1. 

process p

var bnow, b : boolean {init. false}

begin
	true -> send data(bnow) to q

[]	rcv ack(b) from q ->
	    if b=bnow -> bnow:=~bnow; send data(bnow) to q
	    [] b!=bnow -> skip
	    fi

end

process q

var cnow, c : boolean {init. false}

begin
	rcv data(c) from p ->
	    if c=cnow -> {store date} cnow:=~cnow
	    [] c!=cnow -> skip
	    fi; send ack(c) to p
end

2. 

timeout (wait ^ (#ch.p.q + #ch.q.p =0))

3. 

process p

const n
input m : integer {m>0}
var   conp : boolean, {init. false}
      cansnd : 0..m,
      x : 0..n-1 {init. any}
par   y : 0..n-1

begin
	timeout (~conp ^ (#ch.p.q[x]+#ch.q[x].p=0)) ->
		send crqst to q[x]

[]	rcv crply from q[x] -> conp, cansnd := true, m

[]	conp -> if cansnd > 0 -> send data to q[x];
			         cansnd := cansnd - 1 
		[] true -> send drqst to q[x];
			   cansnd := 0
		fi

[]	rcv drply from q[y] -> if x=y -> conp, x := false, any
			       [] x!=y -> skip
			       fi
end

Note: if your last action was 

      rcv drply from q[x] -> conp, x := false, any

      and everything else was correct, then you still get the full
      credit. 


4. 

To detect r bits of corruption burst, n has to be greater than or
equal to r.
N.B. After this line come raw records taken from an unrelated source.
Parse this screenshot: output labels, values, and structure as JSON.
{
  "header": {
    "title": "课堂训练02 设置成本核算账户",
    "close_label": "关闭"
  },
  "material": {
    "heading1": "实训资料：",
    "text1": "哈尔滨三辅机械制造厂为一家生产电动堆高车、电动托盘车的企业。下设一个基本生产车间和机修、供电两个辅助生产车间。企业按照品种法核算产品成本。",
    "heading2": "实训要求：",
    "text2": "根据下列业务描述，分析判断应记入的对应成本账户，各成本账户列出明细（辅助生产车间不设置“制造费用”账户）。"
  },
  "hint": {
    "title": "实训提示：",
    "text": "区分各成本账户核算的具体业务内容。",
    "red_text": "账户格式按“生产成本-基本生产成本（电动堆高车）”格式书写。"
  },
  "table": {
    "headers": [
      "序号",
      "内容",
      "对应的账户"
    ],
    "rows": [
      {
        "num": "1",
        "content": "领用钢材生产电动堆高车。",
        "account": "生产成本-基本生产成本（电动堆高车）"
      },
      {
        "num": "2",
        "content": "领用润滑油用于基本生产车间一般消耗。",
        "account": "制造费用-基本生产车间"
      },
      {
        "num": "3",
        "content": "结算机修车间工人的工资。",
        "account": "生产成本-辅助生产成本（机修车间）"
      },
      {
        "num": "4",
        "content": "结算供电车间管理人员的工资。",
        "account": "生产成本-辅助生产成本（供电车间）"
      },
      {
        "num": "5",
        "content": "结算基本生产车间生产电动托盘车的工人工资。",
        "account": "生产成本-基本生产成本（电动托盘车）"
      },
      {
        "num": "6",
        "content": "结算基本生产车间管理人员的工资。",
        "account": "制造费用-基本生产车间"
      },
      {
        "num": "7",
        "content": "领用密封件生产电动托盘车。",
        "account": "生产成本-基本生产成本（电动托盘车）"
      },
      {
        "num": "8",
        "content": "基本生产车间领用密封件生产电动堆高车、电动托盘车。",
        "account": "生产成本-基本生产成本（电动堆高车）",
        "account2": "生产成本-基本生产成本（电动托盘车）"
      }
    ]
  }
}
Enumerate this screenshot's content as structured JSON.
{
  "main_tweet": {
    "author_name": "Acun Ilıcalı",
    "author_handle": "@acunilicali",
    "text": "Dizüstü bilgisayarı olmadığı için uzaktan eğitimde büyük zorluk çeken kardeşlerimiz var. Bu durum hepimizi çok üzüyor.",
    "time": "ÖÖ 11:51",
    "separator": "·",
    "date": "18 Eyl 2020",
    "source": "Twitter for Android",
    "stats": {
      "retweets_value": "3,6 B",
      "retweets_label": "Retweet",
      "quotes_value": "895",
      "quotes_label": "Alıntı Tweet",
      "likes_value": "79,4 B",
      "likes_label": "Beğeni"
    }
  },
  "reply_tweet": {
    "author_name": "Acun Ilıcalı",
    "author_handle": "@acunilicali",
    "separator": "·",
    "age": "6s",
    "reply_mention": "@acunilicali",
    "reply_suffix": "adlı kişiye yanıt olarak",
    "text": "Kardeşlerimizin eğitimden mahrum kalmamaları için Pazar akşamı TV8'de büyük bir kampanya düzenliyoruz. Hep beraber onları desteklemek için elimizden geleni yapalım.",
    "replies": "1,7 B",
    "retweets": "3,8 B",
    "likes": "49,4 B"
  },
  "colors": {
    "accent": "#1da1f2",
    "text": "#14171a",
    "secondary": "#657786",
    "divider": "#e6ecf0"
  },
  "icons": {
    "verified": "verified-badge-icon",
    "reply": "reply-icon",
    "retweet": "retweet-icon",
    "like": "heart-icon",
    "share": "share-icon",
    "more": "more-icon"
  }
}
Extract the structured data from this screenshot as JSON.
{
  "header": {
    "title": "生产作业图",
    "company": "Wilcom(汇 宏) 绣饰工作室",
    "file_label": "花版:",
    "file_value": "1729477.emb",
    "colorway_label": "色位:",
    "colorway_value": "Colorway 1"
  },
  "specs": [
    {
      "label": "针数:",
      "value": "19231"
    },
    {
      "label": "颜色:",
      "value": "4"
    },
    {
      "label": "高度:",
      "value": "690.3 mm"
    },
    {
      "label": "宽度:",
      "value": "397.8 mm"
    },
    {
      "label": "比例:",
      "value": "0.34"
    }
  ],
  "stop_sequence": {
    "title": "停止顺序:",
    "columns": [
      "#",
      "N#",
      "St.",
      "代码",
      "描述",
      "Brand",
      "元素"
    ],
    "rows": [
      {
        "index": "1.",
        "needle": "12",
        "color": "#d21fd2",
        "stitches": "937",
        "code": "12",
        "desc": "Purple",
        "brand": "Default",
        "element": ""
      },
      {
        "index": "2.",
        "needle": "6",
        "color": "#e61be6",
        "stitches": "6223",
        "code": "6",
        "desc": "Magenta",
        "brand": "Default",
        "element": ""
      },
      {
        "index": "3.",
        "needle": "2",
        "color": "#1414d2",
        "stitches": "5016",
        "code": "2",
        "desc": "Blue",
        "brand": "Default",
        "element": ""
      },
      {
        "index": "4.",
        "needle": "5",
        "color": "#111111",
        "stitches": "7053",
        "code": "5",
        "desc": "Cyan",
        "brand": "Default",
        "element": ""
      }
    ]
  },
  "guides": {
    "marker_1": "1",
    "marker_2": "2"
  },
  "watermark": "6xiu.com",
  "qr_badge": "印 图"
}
Therefore, n>=r  --(1)

b = m*n+n = (m+1)*n --(2)

From (1) and (2), 

If 1<=b<100 then 1<=(m+1)*n<100 & n>=10 : -0.9<=m<9 & n>=10
If 100<=b<200 then 100<=(m+1)*n<200 & n>=15 : 5.6<=m<12.3 & n>=15
If 200<=b<300 then 200<=(m+1)*n<300 & n>=24 : 7.3<=m<11.5 & n>=24

k, the number of parity bits, is equal to n, so (k/(m*n)) is equal to
1/m. To minimize 1/m, we need to choose the maximum number of m. 

Therefore, m=12

Now from m=12 and (2), 
100<=b<200 & n>=15
100<=13*n<200 & n>=15
7.7<=n<15.4 & n>=15

Therefore, n=15

The optimal values of m and n are 12, 15 respectively.